[Mono-list] SOAP - first choice?
A Rafael D Teixeira
rafaelteixeirabr@hotmail.com
Mon, 08 Oct 2001 12:07:58 -0200
>From: Frank Rehberger <Frank.Rehberger@web.de>
>
>I know, everybody dislikes those questions.
>I have some experience with agent conversation acts (ACL). Beside the
>fact that it uses Lisp syntax instead of XML, its messages are
>structered similar to those in SOAP.
>One problem was, that parsing those messages takes much more time than
>demarshalling GIOP messages. If two peers do interaction with high
>frequency this sums up a lot. Beside XML parsing, primitives are
>encoded as strings and will need additional parsing on higher level.
>
>Q: Do you really believe that SOAP is an RMI middleware of first choice?

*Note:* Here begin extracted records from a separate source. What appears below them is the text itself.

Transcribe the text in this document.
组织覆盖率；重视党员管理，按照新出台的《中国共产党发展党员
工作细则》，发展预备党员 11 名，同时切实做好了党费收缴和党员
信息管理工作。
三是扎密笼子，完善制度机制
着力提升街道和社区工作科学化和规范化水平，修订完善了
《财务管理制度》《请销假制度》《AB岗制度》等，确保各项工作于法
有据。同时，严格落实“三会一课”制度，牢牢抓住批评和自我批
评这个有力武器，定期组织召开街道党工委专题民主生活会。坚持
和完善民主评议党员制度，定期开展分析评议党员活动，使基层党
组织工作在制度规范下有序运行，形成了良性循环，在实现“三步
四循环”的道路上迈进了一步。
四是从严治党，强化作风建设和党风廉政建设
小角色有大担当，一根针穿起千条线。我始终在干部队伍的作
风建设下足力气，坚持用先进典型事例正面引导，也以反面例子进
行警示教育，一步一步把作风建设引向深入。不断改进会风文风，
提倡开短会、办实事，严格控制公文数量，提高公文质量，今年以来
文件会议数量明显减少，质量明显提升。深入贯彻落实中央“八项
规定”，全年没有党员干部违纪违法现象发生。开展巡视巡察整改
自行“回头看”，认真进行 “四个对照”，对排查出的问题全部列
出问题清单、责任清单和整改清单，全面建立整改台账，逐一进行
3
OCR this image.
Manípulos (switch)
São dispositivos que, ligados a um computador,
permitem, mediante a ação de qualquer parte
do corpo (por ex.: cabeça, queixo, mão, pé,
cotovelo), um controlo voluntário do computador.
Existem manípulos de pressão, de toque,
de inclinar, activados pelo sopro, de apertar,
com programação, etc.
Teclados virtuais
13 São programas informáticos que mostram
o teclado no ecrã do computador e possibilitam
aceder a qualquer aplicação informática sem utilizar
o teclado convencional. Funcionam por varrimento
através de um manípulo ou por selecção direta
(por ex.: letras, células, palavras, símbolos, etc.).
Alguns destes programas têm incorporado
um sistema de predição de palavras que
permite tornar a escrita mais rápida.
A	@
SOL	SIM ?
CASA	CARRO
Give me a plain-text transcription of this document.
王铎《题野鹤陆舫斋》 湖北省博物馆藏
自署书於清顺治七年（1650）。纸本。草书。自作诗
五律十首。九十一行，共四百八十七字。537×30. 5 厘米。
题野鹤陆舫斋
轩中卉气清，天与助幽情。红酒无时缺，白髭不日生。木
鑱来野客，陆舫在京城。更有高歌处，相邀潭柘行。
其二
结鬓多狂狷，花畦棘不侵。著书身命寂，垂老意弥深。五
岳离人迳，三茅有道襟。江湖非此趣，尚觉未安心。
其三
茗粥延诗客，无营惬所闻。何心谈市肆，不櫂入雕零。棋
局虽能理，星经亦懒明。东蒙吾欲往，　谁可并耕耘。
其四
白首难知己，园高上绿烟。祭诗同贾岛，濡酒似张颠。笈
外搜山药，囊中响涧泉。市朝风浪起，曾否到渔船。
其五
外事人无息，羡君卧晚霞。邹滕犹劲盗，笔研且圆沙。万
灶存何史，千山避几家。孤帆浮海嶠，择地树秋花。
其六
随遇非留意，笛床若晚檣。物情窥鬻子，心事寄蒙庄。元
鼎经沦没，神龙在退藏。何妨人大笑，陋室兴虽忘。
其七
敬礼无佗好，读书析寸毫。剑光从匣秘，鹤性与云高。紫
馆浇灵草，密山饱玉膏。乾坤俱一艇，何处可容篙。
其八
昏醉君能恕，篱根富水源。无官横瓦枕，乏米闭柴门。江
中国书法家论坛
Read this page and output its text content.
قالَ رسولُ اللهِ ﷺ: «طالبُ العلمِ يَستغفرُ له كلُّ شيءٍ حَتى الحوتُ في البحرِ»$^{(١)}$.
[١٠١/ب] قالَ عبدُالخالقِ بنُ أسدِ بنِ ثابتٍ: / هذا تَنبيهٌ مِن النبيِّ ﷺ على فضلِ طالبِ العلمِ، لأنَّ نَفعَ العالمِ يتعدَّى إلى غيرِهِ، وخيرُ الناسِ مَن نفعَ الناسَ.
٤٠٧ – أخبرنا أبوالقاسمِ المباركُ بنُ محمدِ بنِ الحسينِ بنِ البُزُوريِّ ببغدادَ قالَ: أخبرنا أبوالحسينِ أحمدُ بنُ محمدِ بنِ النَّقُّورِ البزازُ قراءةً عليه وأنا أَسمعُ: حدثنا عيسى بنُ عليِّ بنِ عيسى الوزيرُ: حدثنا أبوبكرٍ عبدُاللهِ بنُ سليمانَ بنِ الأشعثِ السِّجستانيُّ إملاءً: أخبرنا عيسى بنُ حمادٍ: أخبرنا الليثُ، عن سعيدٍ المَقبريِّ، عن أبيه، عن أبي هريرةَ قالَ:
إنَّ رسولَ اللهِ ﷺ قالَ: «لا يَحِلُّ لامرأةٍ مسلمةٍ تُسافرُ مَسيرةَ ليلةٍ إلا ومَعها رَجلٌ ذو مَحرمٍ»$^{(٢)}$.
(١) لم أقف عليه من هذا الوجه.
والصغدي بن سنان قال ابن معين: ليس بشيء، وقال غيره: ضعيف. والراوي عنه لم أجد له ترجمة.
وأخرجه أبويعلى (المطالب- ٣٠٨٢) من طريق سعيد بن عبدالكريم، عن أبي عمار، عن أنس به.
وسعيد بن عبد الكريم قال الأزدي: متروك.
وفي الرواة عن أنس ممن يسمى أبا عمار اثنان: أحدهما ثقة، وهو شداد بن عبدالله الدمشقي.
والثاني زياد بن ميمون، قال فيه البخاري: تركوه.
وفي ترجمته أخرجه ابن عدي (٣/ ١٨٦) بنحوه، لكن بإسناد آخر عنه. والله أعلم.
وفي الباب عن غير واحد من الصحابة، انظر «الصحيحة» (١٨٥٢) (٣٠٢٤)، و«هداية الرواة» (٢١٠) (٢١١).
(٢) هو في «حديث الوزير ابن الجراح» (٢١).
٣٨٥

>In my opinion, choosing SOAP for transport Microsoft did shoot into its
>own knee.
SOAP is not the first choice for Microsoft, either.
See the prescription:
The important thing is: first one must establish the need for 'Remoting'
('logically' distributed components/objects).
To enable 'Remoting' one have to design 'serializable' objects.
Secondly one must determine if the objects are going to be 'physically'
distributed. Most solutions in truth can have the multiple objects (in
layered or scattered fashion) residing in the same machine, where 'Remoting'
is just binary in-memory interprocess comunication.
Thirdly the requirements for location/nature of objects select the protocol
for remoting (done just by changing the XML configuration file):
- For objects residing inside a firewall one should use DCOM for COM
objects, and TCP Binary Serialization for CLR objects.
- Only for objects 'across' firewalls or limited platforms, itīs recommended
SOAP.
As Mono will implement the CLR in Linux, probably TCP Binary Serialization
will be the norm, not SOAP. Even between multiple platforms/implementations.